What is it you want. He had said it to Martha (what do you want, baby, he had said, what did you want) the night she drowned off the dock where his gun now lay. He had wanted to say it to Sarah, every time she came home (only she did not now call it home). He had wanted to say it to Knight and he had wanted to say it to Julie. He looked at Lily again. She had the blank, frightened look that she had some nights when he woke her from bad dreams. She had always been afraid of the dark. Sweet Jesus, what had she wanted?
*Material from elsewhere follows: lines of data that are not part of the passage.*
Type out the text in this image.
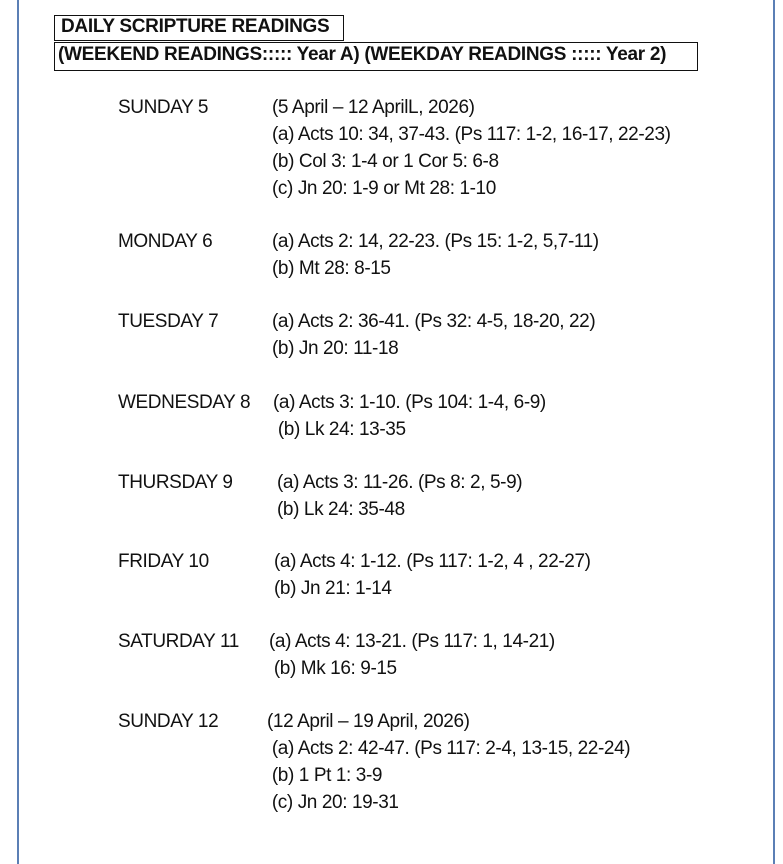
DAILY SCRIPTURE READINGS
(WEEKEND READINGS::::: Year A) (WEEKDAY READINGS ::::: Year 2)
SUNDAY 5	(5 April – 12 AprilL, 2026)
(a) Acts 10: 34, 37-43. (Ps 117: 1-2, 16-17, 22-23)
(b) Col 3: 1-4 or 1 Cor 5: 6-8
(c) Jn 20: 1-9 or Mt 28: 1-10
MONDAY 6	(a) Acts 2: 14, 22-23. (Ps 15: 1-2, 5,7-11)
(b) Mt 28: 8-15
TUESDAY 7	(a) Acts 2: 36-41. (Ps 32: 4-5, 18-20, 22)
(b) Jn 20: 11-18
WEDNESDAY 8 (a) Acts 3: 1-10. (Ps 104: 1-4, 6-9)
(b) Lk 24: 13-35
THURSDAY 9 (a) Acts 3: 11-26. (Ps 8: 2, 5-9)
(b) Lk 24: 35-48
FRIDAY 10	(a) Acts 4: 1-12. (Ps 117: 1-2, 4 , 22-27)
(b) Jn 21: 1-14
SATURDAY 11 (a) Acts 4: 13-21. (Ps 117: 1, 14-21)
(b) Mk 16: 9-15
SUNDAY 12	(12 April – 19 April, 2026)
(a) Acts 2: 42-47. (Ps 117: 2-4, 13-15, 22-24)
(b) 1 Pt 1: 3-9
(c) Jn 20: 19-31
“I want to go up to the house,” he said.

3

We could make the reasons. Everett’s mind began to function now for the first time since he had left the Templeton house (it must have been about midnight, because someone had shouted “no dancing on Sundays,” and then Francie Templeton had gone to get him a drink he did not need, Joe Templeton had asked him where Lily was, and he had walked out of the house, across the lawn and down the graveled drive to the car; he had seen Knight kissing Francie’s niece from Santa Barbara down on the stone bench by the swimming pool, had discerned Francie’s laugh among the voices and music from the house, and had seen then that Lily’s car was gone); began to weigh the potentialities now as he stood on the levee waiting for the headlights to pass so that he and Lily could cross the road to the house. (Oh God remember how it was to drive the river road late on hot summer nights with Lily asleep, her head dropped on his shoulder, to hear the mosquitoes above the sound of the motor and to know that ahead was the cool white room, the walnut bed with the mosquito netting, Lily’s room and his, his grandfather’s before him. Lost in the night fields, his body, Lily’s body, the house ahead: all one, some indivisible trinity. But maybe it had never been that way except late at night, never except when Lily was asleep. He knew this road so well that he could drive it with his eyes closed, could have plotted every curve in his sleep, knew exactly when to expect the jolt where the roadbed changed at the county line. Remember how it was. Asleep, Lily was any way he willed her.)

“Don’t be afraid now,” Lily said, her voice harsh. She put her hand on his arm as if to pull him along.